Thank you for your careful reading. Indeed, the inverse and square of matrix $V$ was missing in the text. We have corrected that, and confirm that the quantile values used in the univariate and multivariate kernels coincide.

Section 5.1 ends with “We tried various values of Nmin in our experiments.” Could you add a conclusion sentence about the effect of the Nmin value?

We added a short comment at the end of the paragraph, and we discuss the effect of Nmin in the simulations sections.

Section 5.2: the NN acronym should be defined right after “nearest neighbors” is first used. I have to confess I first thought about “neural networks” when reading NN.

We apologize about the confusion, and have defined NN in the text now.

Numerical experiments: could the four tables be merged? The entries are always the same, it should be a question of adding new columns. Results would be more easily compared.

We have merged some of the tables, but have limited this to same example results as the html rendering of tables did not allow to clearly distinguish columns of different experiments. We hope this new version is a bit more readable.

Numerical experiments: “LDA axes”: write in plain words? LDA may have multiple meanings.

We have now defined the LDA axes as the linear discriminant analysis axes.

Figure 4 caption: “blue” is used twice while “green” is missing. Also: the “black dashed lines” are not much visible. Try in white instead?

With your suggestion of using the safe color-blind palette the black dashed lines are now visible. We have also modified the error in the figure caption.
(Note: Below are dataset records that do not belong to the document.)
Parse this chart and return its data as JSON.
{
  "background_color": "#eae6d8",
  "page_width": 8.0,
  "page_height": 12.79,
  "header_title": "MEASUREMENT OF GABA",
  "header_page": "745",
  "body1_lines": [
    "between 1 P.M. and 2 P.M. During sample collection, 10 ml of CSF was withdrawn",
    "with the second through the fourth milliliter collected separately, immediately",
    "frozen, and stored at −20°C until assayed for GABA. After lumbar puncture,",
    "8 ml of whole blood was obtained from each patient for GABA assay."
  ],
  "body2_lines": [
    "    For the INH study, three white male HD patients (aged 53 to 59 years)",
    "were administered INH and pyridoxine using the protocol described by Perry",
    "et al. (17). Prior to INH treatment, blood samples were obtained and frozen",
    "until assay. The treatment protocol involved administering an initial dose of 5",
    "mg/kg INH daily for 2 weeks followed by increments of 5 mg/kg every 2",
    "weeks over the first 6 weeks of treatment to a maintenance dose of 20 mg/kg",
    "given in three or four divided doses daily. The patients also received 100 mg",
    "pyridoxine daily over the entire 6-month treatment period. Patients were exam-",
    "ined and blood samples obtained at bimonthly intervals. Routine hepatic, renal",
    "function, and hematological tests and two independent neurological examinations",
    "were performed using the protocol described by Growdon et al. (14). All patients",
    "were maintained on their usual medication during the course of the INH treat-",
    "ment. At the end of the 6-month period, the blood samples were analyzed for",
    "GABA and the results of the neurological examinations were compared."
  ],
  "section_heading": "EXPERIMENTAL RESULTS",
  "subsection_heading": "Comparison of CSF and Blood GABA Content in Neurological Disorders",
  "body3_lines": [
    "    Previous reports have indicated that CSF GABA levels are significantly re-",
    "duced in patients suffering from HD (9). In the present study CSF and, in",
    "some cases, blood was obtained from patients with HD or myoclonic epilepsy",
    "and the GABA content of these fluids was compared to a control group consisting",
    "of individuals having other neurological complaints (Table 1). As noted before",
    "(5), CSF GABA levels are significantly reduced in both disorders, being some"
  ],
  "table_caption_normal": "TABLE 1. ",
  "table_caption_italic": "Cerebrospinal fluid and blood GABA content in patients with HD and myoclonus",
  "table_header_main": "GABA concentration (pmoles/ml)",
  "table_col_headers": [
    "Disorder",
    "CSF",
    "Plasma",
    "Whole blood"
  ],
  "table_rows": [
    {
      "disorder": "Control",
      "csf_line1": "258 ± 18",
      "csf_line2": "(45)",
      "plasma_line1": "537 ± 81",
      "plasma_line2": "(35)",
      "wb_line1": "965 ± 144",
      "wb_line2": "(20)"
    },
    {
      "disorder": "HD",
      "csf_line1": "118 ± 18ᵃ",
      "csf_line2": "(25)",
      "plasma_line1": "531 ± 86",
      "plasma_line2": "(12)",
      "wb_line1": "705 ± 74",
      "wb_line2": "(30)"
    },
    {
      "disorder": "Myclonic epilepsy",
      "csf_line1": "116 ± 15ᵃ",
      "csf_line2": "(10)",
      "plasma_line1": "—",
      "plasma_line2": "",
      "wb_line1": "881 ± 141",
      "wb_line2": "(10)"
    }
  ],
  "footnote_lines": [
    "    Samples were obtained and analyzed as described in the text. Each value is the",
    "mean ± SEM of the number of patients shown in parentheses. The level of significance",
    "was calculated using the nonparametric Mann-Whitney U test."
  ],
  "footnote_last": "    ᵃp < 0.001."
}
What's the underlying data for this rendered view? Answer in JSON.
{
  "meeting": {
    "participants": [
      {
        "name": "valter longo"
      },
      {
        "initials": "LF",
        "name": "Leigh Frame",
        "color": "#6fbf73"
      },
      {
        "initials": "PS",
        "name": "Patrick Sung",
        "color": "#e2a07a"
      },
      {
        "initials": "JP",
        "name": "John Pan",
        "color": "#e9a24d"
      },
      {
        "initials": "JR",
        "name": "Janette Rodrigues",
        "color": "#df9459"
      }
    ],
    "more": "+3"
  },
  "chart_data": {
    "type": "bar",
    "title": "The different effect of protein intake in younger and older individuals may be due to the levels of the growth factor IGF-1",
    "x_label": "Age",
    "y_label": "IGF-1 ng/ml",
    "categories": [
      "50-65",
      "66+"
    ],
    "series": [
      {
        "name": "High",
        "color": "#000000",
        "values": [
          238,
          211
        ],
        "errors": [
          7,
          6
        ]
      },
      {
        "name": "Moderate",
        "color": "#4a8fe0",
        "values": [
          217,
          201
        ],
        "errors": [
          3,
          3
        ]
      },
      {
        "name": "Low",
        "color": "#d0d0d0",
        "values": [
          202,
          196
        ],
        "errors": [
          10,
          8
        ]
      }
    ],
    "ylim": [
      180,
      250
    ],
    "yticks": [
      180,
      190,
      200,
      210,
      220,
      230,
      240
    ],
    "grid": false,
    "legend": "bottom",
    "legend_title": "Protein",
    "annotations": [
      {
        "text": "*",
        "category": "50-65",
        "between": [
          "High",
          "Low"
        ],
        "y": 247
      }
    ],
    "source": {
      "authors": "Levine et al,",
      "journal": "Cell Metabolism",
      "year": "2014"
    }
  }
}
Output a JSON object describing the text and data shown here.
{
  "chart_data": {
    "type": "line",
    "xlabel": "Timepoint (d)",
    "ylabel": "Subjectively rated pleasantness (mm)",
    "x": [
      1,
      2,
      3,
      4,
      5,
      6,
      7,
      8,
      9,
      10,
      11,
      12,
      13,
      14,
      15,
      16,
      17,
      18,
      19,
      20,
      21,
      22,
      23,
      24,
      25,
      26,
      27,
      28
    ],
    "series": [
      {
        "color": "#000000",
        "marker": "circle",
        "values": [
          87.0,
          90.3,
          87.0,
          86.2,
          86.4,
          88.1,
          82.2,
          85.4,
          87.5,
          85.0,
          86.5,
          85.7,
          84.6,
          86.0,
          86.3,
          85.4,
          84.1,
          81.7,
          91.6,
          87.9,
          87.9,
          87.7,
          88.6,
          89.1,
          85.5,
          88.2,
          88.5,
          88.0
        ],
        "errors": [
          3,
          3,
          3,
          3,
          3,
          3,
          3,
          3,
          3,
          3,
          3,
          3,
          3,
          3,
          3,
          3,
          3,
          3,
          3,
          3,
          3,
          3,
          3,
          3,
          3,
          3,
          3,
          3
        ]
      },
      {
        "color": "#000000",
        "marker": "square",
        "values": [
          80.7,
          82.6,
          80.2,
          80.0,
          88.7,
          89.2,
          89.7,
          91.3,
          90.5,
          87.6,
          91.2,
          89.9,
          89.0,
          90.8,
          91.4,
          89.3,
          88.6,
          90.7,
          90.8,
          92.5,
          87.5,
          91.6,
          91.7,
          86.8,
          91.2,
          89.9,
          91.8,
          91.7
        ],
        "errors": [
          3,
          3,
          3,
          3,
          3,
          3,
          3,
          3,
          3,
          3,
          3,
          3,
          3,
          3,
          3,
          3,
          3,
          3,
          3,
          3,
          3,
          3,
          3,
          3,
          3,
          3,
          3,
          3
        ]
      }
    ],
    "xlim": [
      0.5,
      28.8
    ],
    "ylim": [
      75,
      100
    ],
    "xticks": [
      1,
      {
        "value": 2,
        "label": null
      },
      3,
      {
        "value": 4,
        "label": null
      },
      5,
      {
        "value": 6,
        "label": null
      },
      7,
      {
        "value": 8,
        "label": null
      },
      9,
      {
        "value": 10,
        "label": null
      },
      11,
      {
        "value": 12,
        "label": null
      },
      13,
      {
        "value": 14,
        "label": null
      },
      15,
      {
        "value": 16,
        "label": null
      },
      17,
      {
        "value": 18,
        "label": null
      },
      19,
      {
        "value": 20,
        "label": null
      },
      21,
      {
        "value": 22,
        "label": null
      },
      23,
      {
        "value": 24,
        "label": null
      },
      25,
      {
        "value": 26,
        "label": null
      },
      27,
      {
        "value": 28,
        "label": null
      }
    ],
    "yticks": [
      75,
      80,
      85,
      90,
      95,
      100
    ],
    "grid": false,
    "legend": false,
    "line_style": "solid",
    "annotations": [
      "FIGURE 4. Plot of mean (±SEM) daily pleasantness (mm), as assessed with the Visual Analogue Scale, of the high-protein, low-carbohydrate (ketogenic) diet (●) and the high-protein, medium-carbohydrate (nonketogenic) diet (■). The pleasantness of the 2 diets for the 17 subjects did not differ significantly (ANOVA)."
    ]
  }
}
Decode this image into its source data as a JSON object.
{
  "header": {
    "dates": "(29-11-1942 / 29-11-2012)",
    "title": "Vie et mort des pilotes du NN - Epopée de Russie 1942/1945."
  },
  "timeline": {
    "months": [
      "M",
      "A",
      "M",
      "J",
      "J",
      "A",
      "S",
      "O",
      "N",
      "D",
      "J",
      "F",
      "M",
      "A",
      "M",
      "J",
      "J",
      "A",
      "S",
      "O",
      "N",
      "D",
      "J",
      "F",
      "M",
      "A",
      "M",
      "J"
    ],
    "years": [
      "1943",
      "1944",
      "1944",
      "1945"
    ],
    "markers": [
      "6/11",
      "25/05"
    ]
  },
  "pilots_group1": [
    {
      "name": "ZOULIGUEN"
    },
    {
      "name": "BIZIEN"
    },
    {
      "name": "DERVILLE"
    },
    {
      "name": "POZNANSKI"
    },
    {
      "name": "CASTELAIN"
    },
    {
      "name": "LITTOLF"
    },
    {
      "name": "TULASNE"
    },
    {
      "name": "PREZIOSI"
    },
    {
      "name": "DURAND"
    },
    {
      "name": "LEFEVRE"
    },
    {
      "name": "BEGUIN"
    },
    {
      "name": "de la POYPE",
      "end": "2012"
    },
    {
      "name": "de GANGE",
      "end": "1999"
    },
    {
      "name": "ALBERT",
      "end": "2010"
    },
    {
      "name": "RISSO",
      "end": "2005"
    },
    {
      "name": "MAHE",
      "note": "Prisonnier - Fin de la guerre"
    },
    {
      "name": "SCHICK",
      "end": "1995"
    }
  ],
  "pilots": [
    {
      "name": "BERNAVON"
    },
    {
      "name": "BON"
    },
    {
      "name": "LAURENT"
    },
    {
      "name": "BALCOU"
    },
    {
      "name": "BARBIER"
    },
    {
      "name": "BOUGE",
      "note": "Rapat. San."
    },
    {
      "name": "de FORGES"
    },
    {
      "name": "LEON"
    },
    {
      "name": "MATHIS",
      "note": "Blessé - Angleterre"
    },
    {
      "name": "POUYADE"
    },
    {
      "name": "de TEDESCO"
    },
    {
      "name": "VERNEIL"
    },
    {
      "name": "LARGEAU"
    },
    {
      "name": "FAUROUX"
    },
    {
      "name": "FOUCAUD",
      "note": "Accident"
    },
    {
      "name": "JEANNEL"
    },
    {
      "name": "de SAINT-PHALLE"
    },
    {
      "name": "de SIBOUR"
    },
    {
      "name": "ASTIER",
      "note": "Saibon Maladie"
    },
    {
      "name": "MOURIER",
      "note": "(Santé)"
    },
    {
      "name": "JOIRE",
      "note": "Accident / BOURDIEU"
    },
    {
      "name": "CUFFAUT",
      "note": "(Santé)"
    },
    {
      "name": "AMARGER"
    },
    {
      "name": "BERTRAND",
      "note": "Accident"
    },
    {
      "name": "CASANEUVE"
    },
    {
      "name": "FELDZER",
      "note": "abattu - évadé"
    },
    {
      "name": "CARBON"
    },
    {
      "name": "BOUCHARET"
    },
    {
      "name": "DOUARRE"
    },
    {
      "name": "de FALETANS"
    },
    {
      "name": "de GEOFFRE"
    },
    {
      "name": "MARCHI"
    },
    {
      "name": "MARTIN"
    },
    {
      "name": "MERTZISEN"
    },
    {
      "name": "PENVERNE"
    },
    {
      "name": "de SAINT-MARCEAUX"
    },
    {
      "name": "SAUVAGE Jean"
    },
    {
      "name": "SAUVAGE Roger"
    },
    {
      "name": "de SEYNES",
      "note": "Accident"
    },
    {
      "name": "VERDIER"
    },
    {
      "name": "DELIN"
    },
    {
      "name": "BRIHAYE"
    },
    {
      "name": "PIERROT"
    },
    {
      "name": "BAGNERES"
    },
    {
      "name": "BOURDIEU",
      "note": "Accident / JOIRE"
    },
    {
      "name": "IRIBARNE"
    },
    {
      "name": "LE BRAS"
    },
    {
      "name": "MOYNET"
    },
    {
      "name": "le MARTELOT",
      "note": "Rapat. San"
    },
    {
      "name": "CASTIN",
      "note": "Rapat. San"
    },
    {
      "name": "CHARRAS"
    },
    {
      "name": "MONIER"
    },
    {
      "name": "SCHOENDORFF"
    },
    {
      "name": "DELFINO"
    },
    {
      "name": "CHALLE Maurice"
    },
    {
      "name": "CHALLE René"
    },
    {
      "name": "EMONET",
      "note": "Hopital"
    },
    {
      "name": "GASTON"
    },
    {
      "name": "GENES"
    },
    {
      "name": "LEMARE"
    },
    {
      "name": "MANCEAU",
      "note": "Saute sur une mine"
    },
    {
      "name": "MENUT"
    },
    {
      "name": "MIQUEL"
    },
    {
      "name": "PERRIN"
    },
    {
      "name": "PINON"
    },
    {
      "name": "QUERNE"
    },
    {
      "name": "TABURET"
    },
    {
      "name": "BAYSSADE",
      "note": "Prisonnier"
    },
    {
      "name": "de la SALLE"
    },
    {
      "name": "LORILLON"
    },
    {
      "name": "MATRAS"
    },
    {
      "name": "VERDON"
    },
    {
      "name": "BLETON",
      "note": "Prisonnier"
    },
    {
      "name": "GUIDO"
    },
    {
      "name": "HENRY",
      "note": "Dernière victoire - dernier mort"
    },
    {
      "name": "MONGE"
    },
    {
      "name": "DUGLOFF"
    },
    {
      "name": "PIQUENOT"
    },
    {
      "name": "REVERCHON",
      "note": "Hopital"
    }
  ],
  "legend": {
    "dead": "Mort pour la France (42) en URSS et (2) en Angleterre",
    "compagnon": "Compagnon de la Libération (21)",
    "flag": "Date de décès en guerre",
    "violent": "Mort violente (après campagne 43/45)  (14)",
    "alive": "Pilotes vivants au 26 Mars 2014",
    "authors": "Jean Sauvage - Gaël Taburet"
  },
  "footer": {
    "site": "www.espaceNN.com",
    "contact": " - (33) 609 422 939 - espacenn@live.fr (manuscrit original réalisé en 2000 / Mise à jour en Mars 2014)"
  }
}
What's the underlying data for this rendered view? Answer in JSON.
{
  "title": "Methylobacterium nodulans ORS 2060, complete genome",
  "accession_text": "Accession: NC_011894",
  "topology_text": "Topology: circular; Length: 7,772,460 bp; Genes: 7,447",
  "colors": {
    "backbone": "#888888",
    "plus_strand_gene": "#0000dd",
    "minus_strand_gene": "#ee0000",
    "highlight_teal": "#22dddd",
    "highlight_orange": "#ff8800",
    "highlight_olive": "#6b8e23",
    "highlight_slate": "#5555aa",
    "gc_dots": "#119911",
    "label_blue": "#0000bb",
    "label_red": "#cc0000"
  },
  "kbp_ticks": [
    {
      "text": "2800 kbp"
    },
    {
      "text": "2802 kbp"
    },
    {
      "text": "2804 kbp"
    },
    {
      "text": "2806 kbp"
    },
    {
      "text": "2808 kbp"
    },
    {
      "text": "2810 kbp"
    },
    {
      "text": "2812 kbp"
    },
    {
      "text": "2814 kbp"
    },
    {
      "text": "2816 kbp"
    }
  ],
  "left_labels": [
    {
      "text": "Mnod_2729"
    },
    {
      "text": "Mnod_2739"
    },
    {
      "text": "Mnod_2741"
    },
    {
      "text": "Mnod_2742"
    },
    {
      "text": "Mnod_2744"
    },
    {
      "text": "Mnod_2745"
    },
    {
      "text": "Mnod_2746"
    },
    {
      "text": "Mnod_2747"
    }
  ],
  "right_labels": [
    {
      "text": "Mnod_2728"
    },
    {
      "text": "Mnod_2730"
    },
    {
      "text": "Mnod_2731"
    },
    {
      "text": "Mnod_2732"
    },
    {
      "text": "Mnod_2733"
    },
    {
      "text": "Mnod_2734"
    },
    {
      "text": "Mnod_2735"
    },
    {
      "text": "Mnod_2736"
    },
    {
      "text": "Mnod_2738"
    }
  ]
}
“In this example again, bagging CARTs outperforms a classic random forest, which itself outperforms all local approaches.” It is not so clear-cut that “all local approaches” are outperformed.

You are right and we have mitigated this statement in the manuscript. However no local method reach the performance of bagging CARTs, and considering the computational cost of most of them, it is not clear they are worth using in practice.

Possible typos

Introduction: “To this effec” <- “To this effect”
Introduction: “we present/introduce”: choose only one verb?
It is often written “giving more weightS to”; I think the singular “weight” would be ok.
“Moreover, per tree a multidimensional kernel is used.” to be changed to “Moreover, a multidimensional kernel per tree is used.” or something like that.
Algorithm 1: “ends in the same leaf” <- “end in the same leaf”
After Algorithm 1: “The higher the $N_{min}$ ” <- “The higher $N_{min}$ ”
Section 6: Replace (Amaratunga, Cabrera, and Lee 2008) by Amaratunga, Cabrera, and Lee (2008) and (Maudes et al. 2012) by Maudes et al. (2012)
Breiman is the only author who’s first name (Leo) appears in the text, as well as in the list of References. First name to be removed?
Section 7: Add some space between citations “Robnik-Šikonja (2004);Tsymbal, Pechenizkiy, and Cunningham (2006)”
Section 8: “The classes have equal prior probabilities”: this may sound awkward to Bayesians… maybe just say “The classes have equal probabilities (or weights)”
Section 8: “The two first” <- “The first two” (other instances too)
“Note that during the preparation of the manuscript we detect […] R package ranger and have to redo…” <- “Note that during the preparation of the manuscript we detectED […] R package ranger and HAD to redo…”
“R package ranger”: use same font as with other packages?

Thank you for your careful reading of our manuscript. All the typos have been corrected.

Some random comments and thoughts about differences between pdf and html rendering

Both Algorithm 1 & 2 appear twice in the pdf rendering of the manuscript (but only once in the html version).
Some code snippets appear in the pdf but not in html.
Some words in the text have hyperlinks associated (which is a cool feature since it adds some possible further reading). While the hyperlinks are visible in html (they appear in blue font), this is not the case for the pdf version. Maybe just add something like “\hypersetup{colorlinks,citecolor=blue,linkcolor=red,urlcolor=blue}”?

Thank you for your comments, we hope we have addressed all these issues in the revised manuscript.

Second round

Thank you for your comprehensive responses to my comments and those of the other reviewer. I already had a positive view on the paper at the first round, and am now in favor of accepting it.